São-paulino, neto de Gylmar foge do gol e vai fazer teste como volante

Marcelo, de 17 anos, tenta seguir carreira do avô, que morreu no domingo, mas em outra posição. Irmão mais novo apenas brinca de goleiro

Fonte Globo Esporte
Pedro (à esq.) e Marcelo, netos de Gylmar dos Santos Neves (Foto: David Abramvezt)
O momento agora é um misto de tristeza e alívio para a família Neves. O clã está velando, nesta segunda-feira, no Cemitério do MorumbI, em São Paulo, o seu patriarca, Gylmar dos Santos Neves, goleiro da Seleção na conquista do bicampeonato mundial, em 1958 e 1962. O momento é de olhar para o passado, mas também para planejar o futuro. Pensando assim, um dos quatro netos de Gylmar, Marcelo, de 17 anos, alimenta o sonho de seguir os passos do avô famoso e virar jogador profissional.

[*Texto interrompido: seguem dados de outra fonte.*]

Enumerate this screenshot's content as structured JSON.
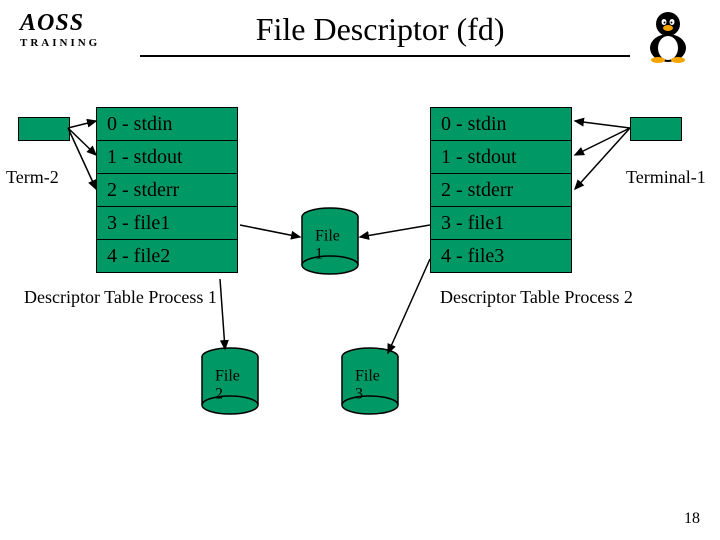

O jovem, inclusive, já está agendando um teste no São Paulo. Apesar de Gylmar ter brilhado com as camisas de Corinthians e Santos, Marcelo é são-paulino. E, por isso, quer iniciar a sua trajetória no clube do Morumbi. E nada de ser arqueiro, como o seu inesquecível avô. Ele quer jogar no meio-campo.
- Eu admiro muito a história do meu avô como goleiro. Mas o meu negócio não é o gol. Eu vou fazer o teste como segundo volante. O meu pai (Marcelo) tem contatos bons na diretoria do São Paulo e vai marcar um teste para mim. Espero que dê certo e eu possa seguir a carreira do meu avô – comentou Marcelo, um dos poucos jovens presentes ao velório.
Outro garoto no local é justamente Pedro, de 15 anos, também neto do ex-goleiro. Ele até tentou seguir os passos do avô no futebol. Porém, agarrar no gol vai ter de ser apenas um hobby para o menino.
- Eu apenas brinco como goleiro, no meu clube (Pinheiros, na Zona Oeste, de São Paulo). Não vou ser jogador de futebol. Eu pretendo ser engenheiro – disse Pedro.
Como Gylmar dos Santos Neves sofreu um AVC (acidente vascular cerebral), em 2000, e desde então, apesar de lúcido, não andava e se comunicava com dificuldade, os meninos não tiveram muitos anos de convívio com o avô livre da doença. Mesmo assim, ambos carregam na memória excelentes momentos com o ídolo brasileiro.
- Eu lembro de várias histórias contadas pelo meu avô. E lembro que sempre, quando a gente ia em algum restaurante ou lugar público, todos tratavam ele como muito carinho e pediam autógrafos - falou Marcelo, que vislumbra o futebol como profissão, mas já pensa em ser economista caso não obtenha sucesso.
Marcelo Neves, pai de Marcelo e Pedro, chegou a tentar a carreira de goleiro. Ele chegou a jogar nas categorias de base de Corinthians e São Paulo. Porém, largou o esporte e virou empresário.
- Imagina a cobrança que é para um goleiro ser filho ou neto do meu avô. É melhor eu tentar a sorte como volante mesmo. Seria impossível jogar tão bem como o meu avô, que foi um dos melhores goleiros do mundo – finalizou Marcelo.